Scotland has areas of land contamination left behind from a time when little or no consideration was given to the impact of industrial activities on the environment.
We support local authorities to enforce the statutory regime for cleaning up historically contaminated land, and support the Scottish Environmental Protection Agency (SEPA) to deal with 'special sites' and pollution of the water environment.
The Contaminated Land Advisory Group informs and advises us on land contamination matters and issues as they relate to Scotland.
The contaminated land regime is designed to:
- protect human health and the environment
- facilitate the re-use of brownfield sites
- promote the regeneration of urban areas
The regime requires sites to be prioritised to ensure that those posing unacceptable risks are tackled first. This helps to bring polluted land back into beneficial use, especially in areas where commercial redevelopment is not likely to bring this about.
The regime follows the polluter-pays principle, meaning those responsible for the land or the polluting activity are expected to pay for remediation wherever this is practical. Pollution from existing industrial sites is strictly controlled.
The amount of contaminated and polluted land in Scotland has been steadily decreasing as many high-value sites have been cleaned up as part of redevelopment projects. The regime builds on this progress by providing a route for remediation of sites of low development value, or where there are other barriers to redevelopment.

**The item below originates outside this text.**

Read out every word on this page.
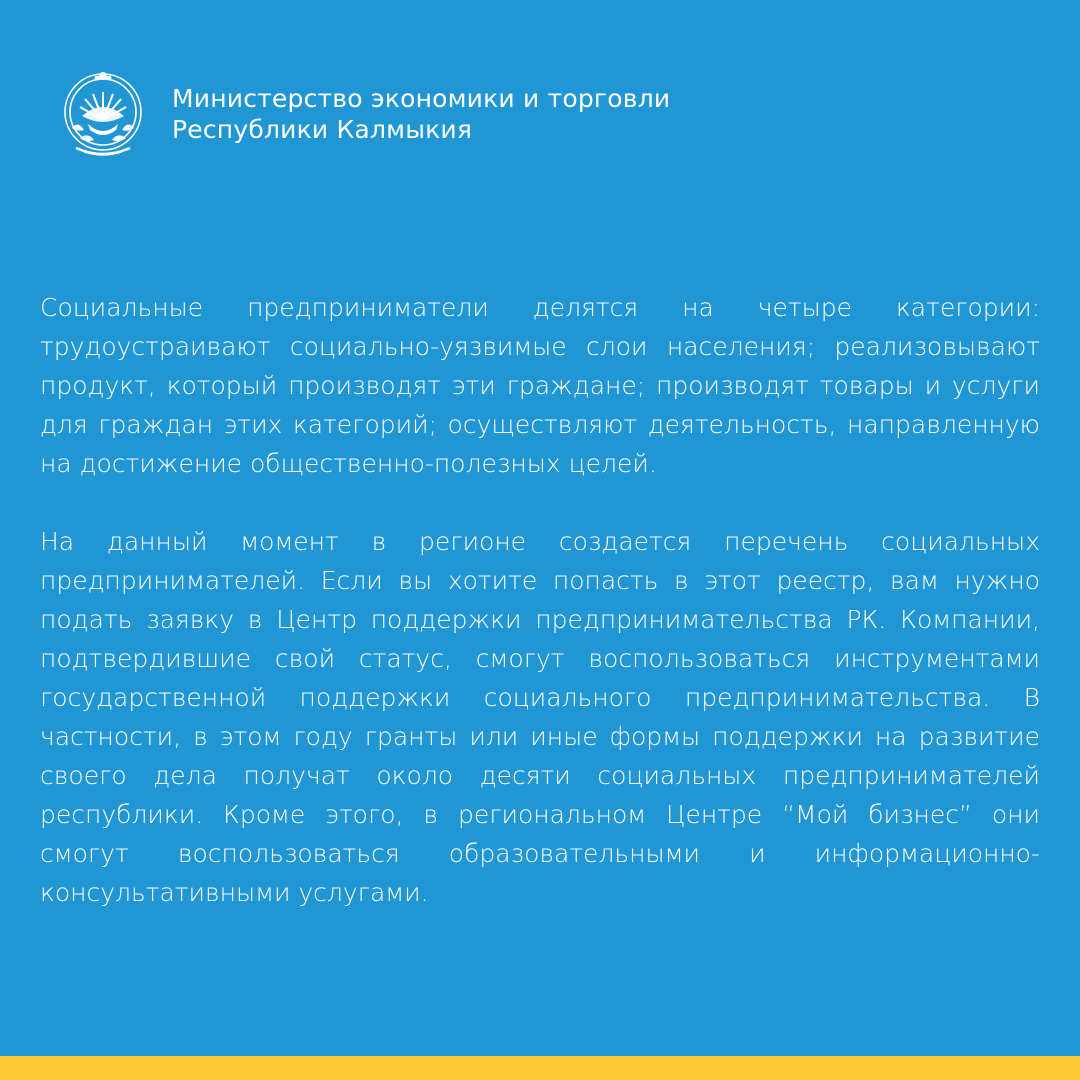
Министерство экономики и торговли
Республики Калмыкия

Социальные предприниматели делятся на четыре категории: трудоустраивают социально-уязвимые слои населения; реализовывают продукт, который производят эти граждане; производят товары и услуги для граждан этих категорий; осуществляют деятельность, направленную на достижение общественно-полезных целей.

На данный момент в регионе создается перечень социальных предпринимателей. Если вы хотите попасть в этот реестр, вам нужно подать заявку в Центр поддержки предпринимательства РК. Компании, подтвердившие свой статус, смогут воспользоваться инструментами государственной поддержки социального предпринимательства. В частности, в этом году гранты или иные формы поддержки на развитие своего дела получат около десяти социальных предпринимателей республики. Кроме этого, в региональном Центре “Мой бизнес” они смогут воспользоваться образовательными и информационно-консультативными услугами.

The statutory regime for cleaning up historically contaminated land came into force in July 2000.
Guidance is contained within Environmental Protection Act 1990 - Part IIA Contaminated Land: statutory guidance edition 2.
Radioactive contaminated land
The Radioactive Contaminated Land (Scotland) Regulations 2007 established a separate but closely related regime for radioactive contaminated land.
We have also published Radioactive Contaminated Land (Scotland) Regulations 2007: statutory guidance.